Not only that, but this is one heck of a non-sequitor; I can't think of any species in nature that actively 'weeds out' defective genes in it's own population, so why would that be something that humans should do?

"Darwin said in the Descent of Man...".

Er, how are the Native Americans doing these days? Aboriginal Australians; are they getting on well? Native S. Americans? Africans?

When all of these groups of humans were encountered by Europeans they were considered to be savages and their land was taken from them and they were treated like animals. All of this happened before Darwin published Origins...so what's your point?

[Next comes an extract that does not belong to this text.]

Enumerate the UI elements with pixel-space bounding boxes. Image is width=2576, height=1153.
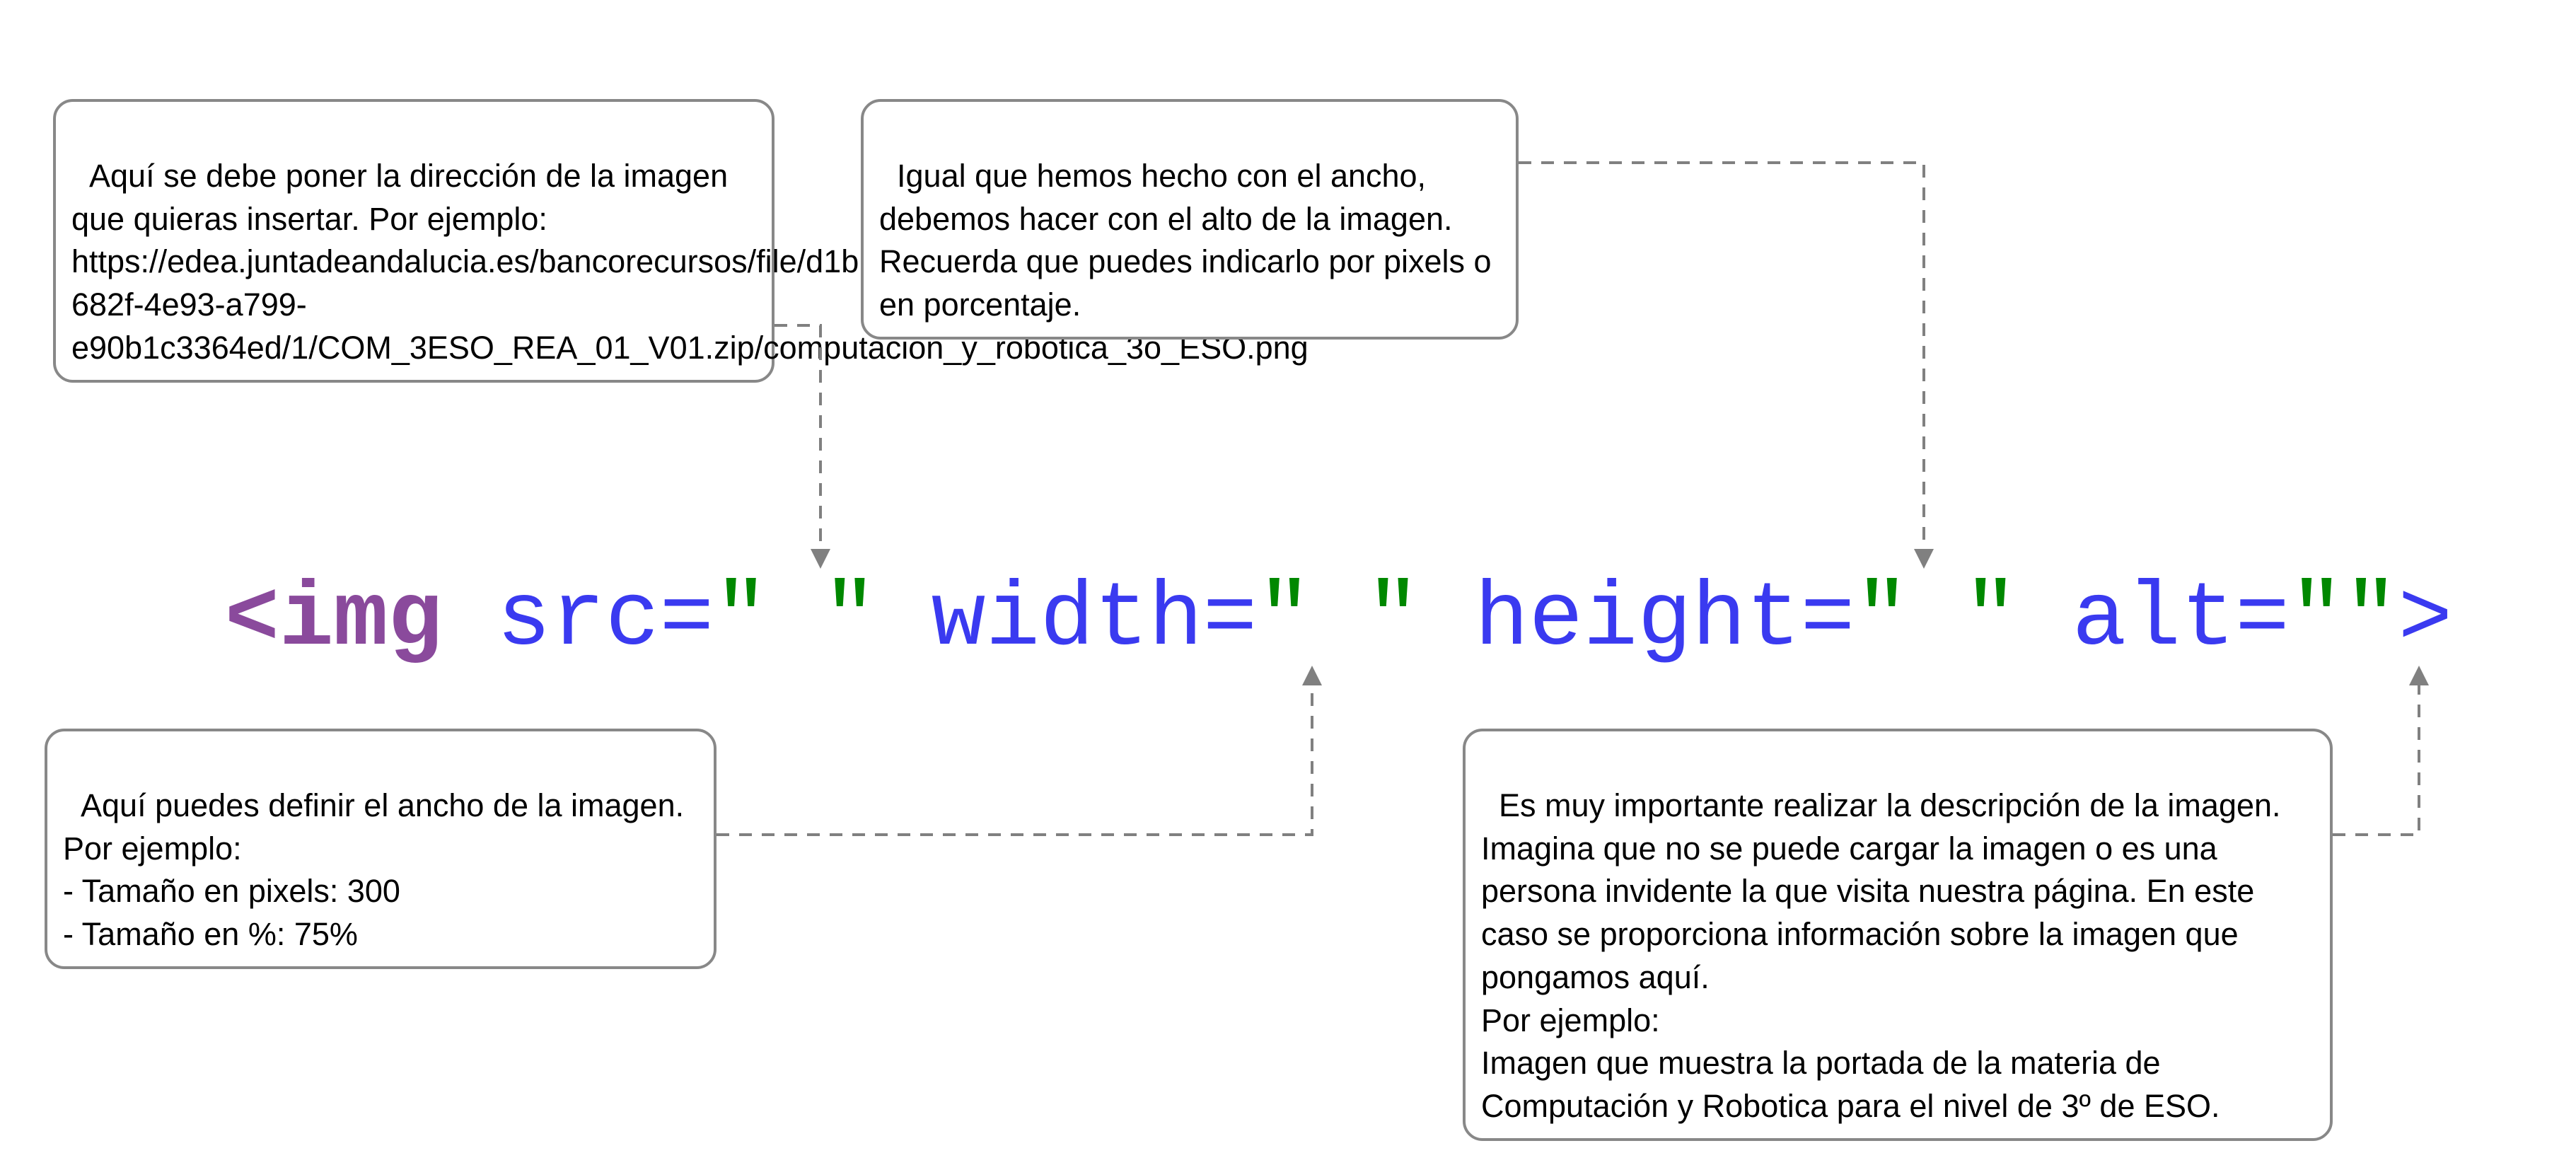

He also talks about the 'anthropomorphous apes' becoming extinct in the not-too-distant future. Well, chimps and gorillas are both now endangered species in the wild, so he was spot-on there too.
The point of the statement as a whole was that it is much easier to see relationships when you have all the players present (in his, Victorian view, that meant from European whites at one end to baboons at the other) - what he's saying is that if you took out some of the forms from the middle, it would be hard to see the relationship between the two at either end.

And this is true, otherwise creationists wouldn't always be harping on about transitional forms!

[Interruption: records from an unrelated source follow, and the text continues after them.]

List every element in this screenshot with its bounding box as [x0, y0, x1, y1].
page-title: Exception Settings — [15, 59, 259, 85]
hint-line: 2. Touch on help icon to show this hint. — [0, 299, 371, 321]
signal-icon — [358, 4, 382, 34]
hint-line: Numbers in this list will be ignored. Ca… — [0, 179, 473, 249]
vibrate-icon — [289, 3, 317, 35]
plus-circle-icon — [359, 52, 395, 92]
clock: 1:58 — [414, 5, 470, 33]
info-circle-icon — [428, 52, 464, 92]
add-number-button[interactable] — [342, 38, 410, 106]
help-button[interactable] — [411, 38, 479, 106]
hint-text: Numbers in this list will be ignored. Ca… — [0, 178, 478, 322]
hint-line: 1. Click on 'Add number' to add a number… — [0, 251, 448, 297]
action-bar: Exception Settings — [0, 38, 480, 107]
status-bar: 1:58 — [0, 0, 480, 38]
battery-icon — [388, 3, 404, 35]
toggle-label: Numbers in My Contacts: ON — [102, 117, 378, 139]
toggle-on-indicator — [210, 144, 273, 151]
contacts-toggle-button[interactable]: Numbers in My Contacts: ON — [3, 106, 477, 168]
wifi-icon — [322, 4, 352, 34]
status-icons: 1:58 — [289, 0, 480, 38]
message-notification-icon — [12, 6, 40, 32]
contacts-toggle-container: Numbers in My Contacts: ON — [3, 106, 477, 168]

He's not saying that there's an evolutionary progression from baboon, through Negro until finally we reach Caucasian; he's looking at the set as a whole and pointing out that you need to look at all the family members to see how it all works together.

He probably would be considered a racist by today's standards, as would most Victorian white men - so what?
I'm sure Newton would be too, but we don't hold that against him when talking about gravity, do we?

You've not quite admitted that you've not read Origins... but I'm fair certain you haven't read Descent... so I'm wondering, did you just do a search for 'Racist Darwin' or something?

Try reading Descent in it's entirety, you'll get a whole different picture of the man (and the theory as well, probably).

I don't really care what Huxley had to say about anything, to be honest.

"So, there is ample evidence to question whether or not Darwin was a racist".

He was no doubt as racist as the next man of his time. No impact on the theory of evolution though.

"If one holds to his theory, there's no reason not to be one".

What do you mean 'holds to his theory'?

"The[sic] very well could be things that make one race better than another if God doesn't exist".

The theory of evolution states that all races of man are descended from a common ancestor and are all as equally evolved as each other. Differing only due to centuries of geographical isolation.

This is just fact, it impinges no ideological belief upon anyone who accepts it, it's just a description of why humans from different places look different. Don't you have a similar story starting with the son's of Noah?